I’m new to threeJS, im trying to do a subtractive color example like the screenshot. But even with opacity a mesh block all the light. By doing like:
const mat = new THREE.MeshStandardMaterial({
color: color,
roughness: 0,
transmission: 0.5, // Rend la surface "transparente"
transparent: true,
opacity: 0.5,
thickness: 0.5,
side: THREE.DoubleSide,
});
Also another example (same result) with another material
const mat = new THREE.MeshBasicMaterial({
color: color,
transparent: true,
opacity: 0.5,
side: THREE.DoubleSide,
});
I was thinking to make a filter. I also try MeshPhysicalMaterial. Do you know any tricks to do a Subtractive color or to create a material that filter white color ?

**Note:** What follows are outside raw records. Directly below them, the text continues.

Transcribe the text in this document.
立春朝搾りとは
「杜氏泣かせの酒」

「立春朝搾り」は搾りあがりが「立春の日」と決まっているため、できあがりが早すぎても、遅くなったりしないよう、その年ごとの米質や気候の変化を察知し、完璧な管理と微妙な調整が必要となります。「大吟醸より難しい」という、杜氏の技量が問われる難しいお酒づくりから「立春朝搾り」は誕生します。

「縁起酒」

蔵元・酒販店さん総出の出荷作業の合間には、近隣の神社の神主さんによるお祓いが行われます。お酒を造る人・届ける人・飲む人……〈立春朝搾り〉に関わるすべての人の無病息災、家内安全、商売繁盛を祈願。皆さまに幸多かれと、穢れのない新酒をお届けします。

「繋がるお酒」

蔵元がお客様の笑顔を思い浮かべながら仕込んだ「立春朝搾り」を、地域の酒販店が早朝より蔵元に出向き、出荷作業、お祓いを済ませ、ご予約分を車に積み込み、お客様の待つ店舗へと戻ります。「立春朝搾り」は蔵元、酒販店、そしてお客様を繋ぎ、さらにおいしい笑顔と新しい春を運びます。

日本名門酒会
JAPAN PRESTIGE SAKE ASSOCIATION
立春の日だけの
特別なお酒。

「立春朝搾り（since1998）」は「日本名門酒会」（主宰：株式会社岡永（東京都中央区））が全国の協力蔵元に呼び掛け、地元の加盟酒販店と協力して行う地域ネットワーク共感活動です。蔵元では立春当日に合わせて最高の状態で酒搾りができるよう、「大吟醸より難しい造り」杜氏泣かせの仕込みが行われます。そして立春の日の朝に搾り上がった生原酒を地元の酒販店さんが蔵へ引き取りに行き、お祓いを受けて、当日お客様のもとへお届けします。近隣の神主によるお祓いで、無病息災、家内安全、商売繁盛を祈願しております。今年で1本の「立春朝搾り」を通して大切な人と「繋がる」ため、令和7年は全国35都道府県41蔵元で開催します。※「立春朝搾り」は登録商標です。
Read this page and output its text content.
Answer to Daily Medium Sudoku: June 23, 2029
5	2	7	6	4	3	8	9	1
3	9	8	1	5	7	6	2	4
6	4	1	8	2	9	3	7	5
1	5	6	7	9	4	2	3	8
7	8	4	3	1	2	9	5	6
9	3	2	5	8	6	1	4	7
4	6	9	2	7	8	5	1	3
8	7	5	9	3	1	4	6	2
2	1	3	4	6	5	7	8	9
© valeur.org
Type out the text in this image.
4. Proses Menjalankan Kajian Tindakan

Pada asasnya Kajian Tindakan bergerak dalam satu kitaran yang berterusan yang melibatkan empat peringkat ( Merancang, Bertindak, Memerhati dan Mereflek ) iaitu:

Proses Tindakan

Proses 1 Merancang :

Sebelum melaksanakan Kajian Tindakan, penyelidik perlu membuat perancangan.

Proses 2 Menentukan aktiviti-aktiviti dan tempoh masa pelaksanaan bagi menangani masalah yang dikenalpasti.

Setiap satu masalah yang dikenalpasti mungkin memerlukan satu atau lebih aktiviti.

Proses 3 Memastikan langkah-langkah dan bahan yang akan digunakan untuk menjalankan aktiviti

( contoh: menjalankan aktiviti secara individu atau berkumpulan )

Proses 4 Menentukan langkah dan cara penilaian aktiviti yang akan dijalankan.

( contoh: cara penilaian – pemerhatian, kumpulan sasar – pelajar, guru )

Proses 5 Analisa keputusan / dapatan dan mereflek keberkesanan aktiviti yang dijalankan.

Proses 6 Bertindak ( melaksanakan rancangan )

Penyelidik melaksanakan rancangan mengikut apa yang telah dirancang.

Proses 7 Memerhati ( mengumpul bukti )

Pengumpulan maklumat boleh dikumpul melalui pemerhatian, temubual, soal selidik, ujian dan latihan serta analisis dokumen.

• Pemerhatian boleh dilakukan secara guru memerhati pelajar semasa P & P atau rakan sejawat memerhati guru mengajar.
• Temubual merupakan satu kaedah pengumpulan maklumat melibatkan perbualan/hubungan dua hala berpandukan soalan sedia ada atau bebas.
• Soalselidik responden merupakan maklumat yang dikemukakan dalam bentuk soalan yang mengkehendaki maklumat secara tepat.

Do you mean you want the light going through one of those coloured meshes to behave as though it’s been filtered by the mesh’s colour?
That’s not possible out of the box.
It will require at minimum some amount of shader coding.
For the scene in your screenshot, where there’s a single light source, where the light is filtered by 3 planes, and illuminates a single plane, this is how you could achieve it.
You would need to write a shader for that final plane. The shader would do this:
The vertex shader would pass world positions of vertices to the fragment shader.
The fragment shader would trace a line between a pixel’s world position and the light’s position. It would calculate if any of the filter planes are in the way, and depending on the result of that calculation + the distance from the light to the pixel, it would then be able to calculate the color for that pixel.
EDIT: or blending modes could work as mentioned by manthrax, depending on what exactly you’re trying to achieve
You can set a blending to THREE.SubtractiveBlending or THREE.MultiplyBlending. And opacity is better to set to 1, but transparent must still be true. It is better to use MeshBasicMaterial for filter, but if you want to add some reflections, you can add to the scene a mesh with the same geometry and MeshStandardMaterial also transparent with blending: THREE.AdditiveBlending. To prevent z-fighting you can set depthWrite: false for filter material.